Christopher Baethge, the Chief Scientific Editor of the German monthly journal for doctors, Deutsches Ärzteblatt explained their novel bi-lingual concept. They now publish all research papers in a translated version online at http://www.aerzteblatt.de/int. They pay medical translators to translate the papers in an effort both to make German research more visible and also to help German-speaking doctors get more comfortable with English-language research.
One of the major problems they encountered was their conflict of interest form. They print the coi now, and have been receiving complaints that they are publishing too much research financed by the pharmaceutical industry. Apparently, that hasn't really changed but is being made transparent now. They have tried to get other publishers such as Springer to use their coi form, they refused.
In the discussion after my talk a few very good points were made that plagiarism detection system should take to heart in order for them to be useful for journal editors:
- Kill the numbers ("originality index"). They are usually wrong and don't mean more than an potential alarm. A color-coded system might be more effective.
- Let the user grow a list of common terminology that is not flagged as plagiarism. Especially for journals there are a number of phrases peculiar to each area that almost every paper needs to have.
- Learn how to ignore the references, they are supposed to be exact copies of references given elsewhere! It's not enough to look for the reference section and then ignore it. Some texts have inline information, others footnotes or endnotes. Yes, I realize that Citavi alone has 6000 methods of noting references. This needs work.

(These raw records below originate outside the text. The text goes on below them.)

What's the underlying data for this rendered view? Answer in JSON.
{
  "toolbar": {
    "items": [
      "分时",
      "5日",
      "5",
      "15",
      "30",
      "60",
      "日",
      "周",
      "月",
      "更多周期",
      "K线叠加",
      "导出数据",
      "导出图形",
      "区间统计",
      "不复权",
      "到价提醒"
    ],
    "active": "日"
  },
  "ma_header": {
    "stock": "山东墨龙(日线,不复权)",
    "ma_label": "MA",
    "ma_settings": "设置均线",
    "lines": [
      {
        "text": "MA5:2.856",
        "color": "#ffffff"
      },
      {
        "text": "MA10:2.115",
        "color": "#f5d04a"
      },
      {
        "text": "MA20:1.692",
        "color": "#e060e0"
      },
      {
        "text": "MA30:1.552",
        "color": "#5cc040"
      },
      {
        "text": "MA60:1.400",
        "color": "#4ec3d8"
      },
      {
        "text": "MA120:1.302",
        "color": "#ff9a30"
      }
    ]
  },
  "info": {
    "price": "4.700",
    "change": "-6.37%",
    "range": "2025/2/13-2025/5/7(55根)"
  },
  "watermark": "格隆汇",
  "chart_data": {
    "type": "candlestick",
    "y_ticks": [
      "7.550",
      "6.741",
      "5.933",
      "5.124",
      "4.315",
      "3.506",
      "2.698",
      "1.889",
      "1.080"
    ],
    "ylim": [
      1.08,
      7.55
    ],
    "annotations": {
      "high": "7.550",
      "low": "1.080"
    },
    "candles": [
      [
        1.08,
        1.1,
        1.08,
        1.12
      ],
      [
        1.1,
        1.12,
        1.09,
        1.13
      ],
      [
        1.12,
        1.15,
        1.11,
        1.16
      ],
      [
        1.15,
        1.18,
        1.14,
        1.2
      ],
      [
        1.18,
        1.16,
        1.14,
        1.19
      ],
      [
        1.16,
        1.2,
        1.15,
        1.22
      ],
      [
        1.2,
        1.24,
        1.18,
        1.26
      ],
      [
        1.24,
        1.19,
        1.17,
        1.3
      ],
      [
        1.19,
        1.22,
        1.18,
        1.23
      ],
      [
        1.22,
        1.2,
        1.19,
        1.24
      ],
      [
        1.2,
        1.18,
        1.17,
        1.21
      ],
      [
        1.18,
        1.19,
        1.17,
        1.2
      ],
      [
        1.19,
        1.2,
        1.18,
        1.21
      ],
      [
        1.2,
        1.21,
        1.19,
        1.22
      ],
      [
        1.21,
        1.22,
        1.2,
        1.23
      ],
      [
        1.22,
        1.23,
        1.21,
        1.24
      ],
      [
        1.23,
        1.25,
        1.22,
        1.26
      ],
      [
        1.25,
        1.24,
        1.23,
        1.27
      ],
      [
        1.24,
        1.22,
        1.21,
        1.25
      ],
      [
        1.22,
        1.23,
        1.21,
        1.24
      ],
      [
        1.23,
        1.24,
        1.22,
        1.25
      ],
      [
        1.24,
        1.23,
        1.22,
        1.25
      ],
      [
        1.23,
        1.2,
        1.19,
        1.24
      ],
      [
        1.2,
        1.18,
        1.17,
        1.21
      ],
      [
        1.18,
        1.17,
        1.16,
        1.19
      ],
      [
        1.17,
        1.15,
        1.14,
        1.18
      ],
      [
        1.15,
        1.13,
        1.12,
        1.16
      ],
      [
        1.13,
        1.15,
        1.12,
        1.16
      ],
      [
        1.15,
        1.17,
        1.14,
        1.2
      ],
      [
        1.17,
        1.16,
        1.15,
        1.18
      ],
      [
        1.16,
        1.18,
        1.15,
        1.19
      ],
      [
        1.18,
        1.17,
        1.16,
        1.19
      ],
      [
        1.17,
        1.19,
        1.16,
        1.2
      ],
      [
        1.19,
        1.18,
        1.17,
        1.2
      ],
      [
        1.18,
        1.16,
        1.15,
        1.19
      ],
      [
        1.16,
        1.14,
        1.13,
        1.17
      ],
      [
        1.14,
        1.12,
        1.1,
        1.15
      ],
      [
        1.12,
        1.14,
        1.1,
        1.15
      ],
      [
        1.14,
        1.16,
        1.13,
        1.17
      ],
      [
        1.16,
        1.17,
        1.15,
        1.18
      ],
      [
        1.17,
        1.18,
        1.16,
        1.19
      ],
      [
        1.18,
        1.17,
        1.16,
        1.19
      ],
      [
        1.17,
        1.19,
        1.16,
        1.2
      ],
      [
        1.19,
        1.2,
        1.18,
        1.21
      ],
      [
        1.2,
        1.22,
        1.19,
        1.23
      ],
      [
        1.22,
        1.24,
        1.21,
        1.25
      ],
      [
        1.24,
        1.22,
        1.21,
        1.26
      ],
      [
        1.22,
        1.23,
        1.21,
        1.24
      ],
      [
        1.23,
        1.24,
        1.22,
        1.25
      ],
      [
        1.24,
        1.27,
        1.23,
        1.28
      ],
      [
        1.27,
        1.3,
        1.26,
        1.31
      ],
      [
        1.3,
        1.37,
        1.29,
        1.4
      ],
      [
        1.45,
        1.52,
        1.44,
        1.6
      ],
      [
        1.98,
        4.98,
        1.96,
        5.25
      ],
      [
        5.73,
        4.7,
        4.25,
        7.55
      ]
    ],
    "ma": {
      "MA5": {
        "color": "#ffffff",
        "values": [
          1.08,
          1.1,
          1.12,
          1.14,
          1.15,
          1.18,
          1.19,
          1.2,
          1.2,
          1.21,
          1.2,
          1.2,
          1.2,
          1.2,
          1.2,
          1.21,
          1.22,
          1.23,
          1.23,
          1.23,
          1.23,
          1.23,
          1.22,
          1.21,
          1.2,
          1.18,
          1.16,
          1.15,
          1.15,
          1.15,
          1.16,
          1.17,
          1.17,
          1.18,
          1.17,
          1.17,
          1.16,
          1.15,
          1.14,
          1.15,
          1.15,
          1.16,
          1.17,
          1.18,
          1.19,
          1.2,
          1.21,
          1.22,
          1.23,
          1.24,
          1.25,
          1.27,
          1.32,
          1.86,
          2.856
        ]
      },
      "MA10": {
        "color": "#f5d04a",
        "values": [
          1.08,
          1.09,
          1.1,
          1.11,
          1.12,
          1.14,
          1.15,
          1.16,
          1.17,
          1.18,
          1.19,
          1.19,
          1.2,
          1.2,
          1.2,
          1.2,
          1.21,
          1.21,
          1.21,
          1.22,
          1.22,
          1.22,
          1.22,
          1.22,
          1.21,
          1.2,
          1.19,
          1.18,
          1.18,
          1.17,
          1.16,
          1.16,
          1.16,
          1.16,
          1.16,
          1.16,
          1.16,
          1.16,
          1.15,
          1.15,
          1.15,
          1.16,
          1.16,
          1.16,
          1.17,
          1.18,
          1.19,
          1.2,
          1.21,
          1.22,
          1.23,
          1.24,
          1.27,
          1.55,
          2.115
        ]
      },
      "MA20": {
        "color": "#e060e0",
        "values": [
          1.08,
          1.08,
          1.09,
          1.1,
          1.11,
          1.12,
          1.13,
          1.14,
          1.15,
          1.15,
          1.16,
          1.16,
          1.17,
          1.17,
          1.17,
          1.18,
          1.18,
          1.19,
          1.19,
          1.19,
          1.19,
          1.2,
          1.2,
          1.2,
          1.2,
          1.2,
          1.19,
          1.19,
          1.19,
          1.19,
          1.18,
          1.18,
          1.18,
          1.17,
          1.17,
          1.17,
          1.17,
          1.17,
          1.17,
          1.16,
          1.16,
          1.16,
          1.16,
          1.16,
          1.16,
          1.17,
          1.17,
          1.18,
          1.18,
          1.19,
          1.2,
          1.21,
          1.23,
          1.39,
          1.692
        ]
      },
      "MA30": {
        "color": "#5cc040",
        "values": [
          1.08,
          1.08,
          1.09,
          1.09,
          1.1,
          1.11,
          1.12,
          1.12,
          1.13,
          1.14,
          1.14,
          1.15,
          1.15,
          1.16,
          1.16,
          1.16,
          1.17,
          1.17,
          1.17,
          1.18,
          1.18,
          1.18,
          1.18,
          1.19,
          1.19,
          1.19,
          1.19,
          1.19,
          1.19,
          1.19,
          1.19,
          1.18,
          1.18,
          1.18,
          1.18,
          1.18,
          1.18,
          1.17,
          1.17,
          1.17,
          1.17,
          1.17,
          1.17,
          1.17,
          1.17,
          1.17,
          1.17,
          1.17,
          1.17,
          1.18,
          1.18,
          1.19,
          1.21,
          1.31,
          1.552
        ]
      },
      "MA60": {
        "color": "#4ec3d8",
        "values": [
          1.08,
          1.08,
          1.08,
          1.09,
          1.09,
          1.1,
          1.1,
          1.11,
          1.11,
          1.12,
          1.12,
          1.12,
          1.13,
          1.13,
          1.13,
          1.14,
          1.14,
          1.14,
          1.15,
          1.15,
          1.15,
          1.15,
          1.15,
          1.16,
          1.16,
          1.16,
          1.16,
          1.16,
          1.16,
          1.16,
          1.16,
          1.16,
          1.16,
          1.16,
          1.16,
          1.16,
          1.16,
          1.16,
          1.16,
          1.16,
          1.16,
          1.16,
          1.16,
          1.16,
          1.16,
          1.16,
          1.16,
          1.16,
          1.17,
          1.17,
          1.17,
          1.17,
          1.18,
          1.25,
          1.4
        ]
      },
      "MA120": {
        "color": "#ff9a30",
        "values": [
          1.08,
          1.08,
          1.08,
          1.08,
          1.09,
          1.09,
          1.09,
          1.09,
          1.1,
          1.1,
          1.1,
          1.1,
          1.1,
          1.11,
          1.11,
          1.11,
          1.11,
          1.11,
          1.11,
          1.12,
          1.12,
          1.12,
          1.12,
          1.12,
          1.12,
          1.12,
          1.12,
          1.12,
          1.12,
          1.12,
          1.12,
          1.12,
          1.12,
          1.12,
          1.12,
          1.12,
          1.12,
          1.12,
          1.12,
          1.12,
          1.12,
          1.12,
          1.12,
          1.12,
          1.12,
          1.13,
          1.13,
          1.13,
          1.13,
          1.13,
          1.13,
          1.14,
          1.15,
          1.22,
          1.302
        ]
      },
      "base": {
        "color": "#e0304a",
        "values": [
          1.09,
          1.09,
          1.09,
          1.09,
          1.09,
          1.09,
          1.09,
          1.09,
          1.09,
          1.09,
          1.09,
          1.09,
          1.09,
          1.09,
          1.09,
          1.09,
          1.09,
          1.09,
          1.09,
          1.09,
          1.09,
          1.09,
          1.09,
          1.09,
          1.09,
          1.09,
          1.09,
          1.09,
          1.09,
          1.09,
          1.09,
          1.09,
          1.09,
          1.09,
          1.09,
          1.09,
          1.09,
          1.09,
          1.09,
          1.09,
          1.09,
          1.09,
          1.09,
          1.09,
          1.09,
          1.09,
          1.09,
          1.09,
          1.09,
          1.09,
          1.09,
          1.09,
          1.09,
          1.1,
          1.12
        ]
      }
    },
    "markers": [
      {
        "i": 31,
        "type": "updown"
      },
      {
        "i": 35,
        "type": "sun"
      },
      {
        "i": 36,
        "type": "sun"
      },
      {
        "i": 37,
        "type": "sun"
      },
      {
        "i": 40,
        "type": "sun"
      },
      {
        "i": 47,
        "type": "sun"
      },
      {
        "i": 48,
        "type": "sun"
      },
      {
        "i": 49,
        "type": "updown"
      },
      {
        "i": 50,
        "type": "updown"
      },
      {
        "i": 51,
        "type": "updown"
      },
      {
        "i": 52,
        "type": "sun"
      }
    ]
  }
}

Finally, Irene Hames, who is pretty much reachable all over the Internet, gave some statistics on the kinds of misconduct that are increasing, staying stable, and decreasing, according to their perception. She also presented their forthcoming taxonomy.
Are you aware that COPE has essentially abolished its complaint procedure? COPE policy now officially states that COPE member journals will not face consequences for violating COPE guidelines. COPE membership entails no responsibility whatsoever. If you are not aware of the policy change at COPE, I can give you details.
ReplyDeleteA complaint against two member journals filed with COPE in compliance with COPE's published complaint procedure was met with the response that COPE doesn't process complaints any more. COPE chair Ginny Barbour wrote that COPE's role is now restricted in "fostering a dialogue" with journal editors. This doesn't sound so bad except that it takes two for a dialogue.
Three months (!) after the complaint was filed, a COPE assistant contacted the editors, who responded in some way (of which the complainant was not informed) about three months later. The assistant then wrote back to say that the complaint was closed. There was no "dialogue" and no consideration of the ethics violations. COPE always was a tool of the publishing industry and now it has become a blatant whitewash. As long as journals don't wish to clean up their act - and most don't - nothing will change.